C'est ici que l'on voit tous les saints ennichés,
Dans les bois, sur les ponts, sur les chemins perchés,
Et messieurs les gueux, leur cortége,
Qui se morfondent sur la neige;
Tandis que, tranchant du Crésus,
Les puissants comtes de Bohème,
Prodigues de leurs revenus,
Ruinent leurs sujets, et se mangent eux-même,
Pour entretenir leurs chevaux;
Et que nosseigneurs les bigots,
Bien mieux instruits de leur cuisine
Que des pauvres et de leurs maux,
Chez les élus et leurs égaux
S'en vont promener leur doctrine,
Et se faire admirer des sots.

Vos Français, qui s'ennuient bien en Bohême, n'en sont pas moins aimables et malins. C'est peut-être la seule nation qui trouve dans l'infortune même une source de plaisanteries et de gaîté. C'est aux cris de M. de Broglie que je suis accouru à son secours, et que la Moravie restera en friche jusqu'à l'automne.

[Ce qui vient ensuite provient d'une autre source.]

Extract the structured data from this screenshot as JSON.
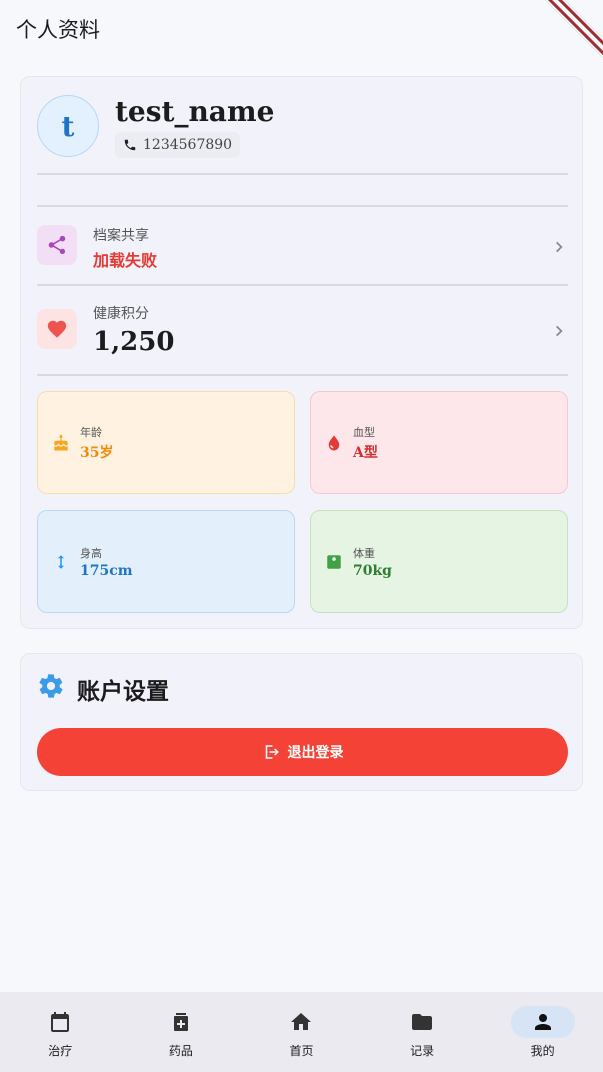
{
  "appbar": {
    "title": "个人资料"
  },
  "profile": {
    "avatar_letter": "t",
    "name": "test_name",
    "phone": "1234567890"
  },
  "rows": {
    "share": {
      "label": "档案共享",
      "value": "加载失败"
    },
    "points": {
      "label": "健康积分",
      "value": "1,250"
    }
  },
  "stats": {
    "age": {
      "label": "年龄",
      "value": "35岁"
    },
    "blood": {
      "label": "血型",
      "value": "A型"
    },
    "height": {
      "label": "身高",
      "value": "175cm"
    },
    "weight": {
      "label": "体重",
      "value": "70kg"
    }
  },
  "settings": {
    "title": "账户设置",
    "logout_label": "退出登录"
  },
  "nav": {
    "items": [
      {
        "label": "治疗",
        "icon": "calendar-icon",
        "active": false
      },
      {
        "label": "药品",
        "icon": "medicine-icon",
        "active": false
      },
      {
        "label": "首页",
        "icon": "home-icon",
        "active": false
      },
      {
        "label": "记录",
        "icon": "folder-icon",
        "active": false
      },
      {
        "label": "我的",
        "icon": "person-icon",
        "active": true
      }
    ]
  },
  "colors": {
    "accent": "#1e74c9",
    "error": "#e53935",
    "logout": "#f44336"
  }
}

Vous me demandez pour combien messieurs mes frères se sont donné le mot de ruiner la terre. A cela je réponds que je n'en sais rien, mais que c'est la mode à présent de faire la guerre, et qu'il est à croire qu'elle durera longtemps.

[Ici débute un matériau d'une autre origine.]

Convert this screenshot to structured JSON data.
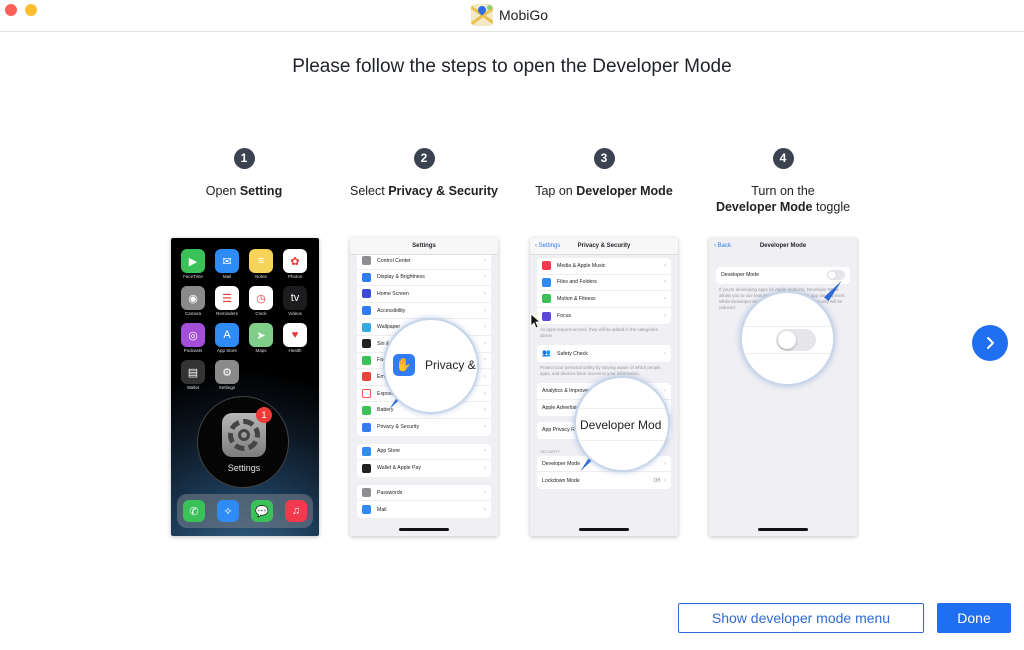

L'abbé de Saint-Pierre, qui me distingue assez pour m'honorer de sa correspondance,a m'a envoyé un bel ouvrage sur la façon de rétablir la paix en Europe, et de la constater à jamais.b La chose est très-praticable; il ne manque, pour la faire réussir, que le consentement de l'Europe, et quelques autres bagatelles semblables.

Que ne vous dois-je point, mon cher Voltaire, du grandis-


a Cette correspondance est perdue.

b Voyez t. IX, p. 36 et 160; t. XIV, p. 292 et 323; t. XV, p. 71 et 102; et t. XVII, p. 200.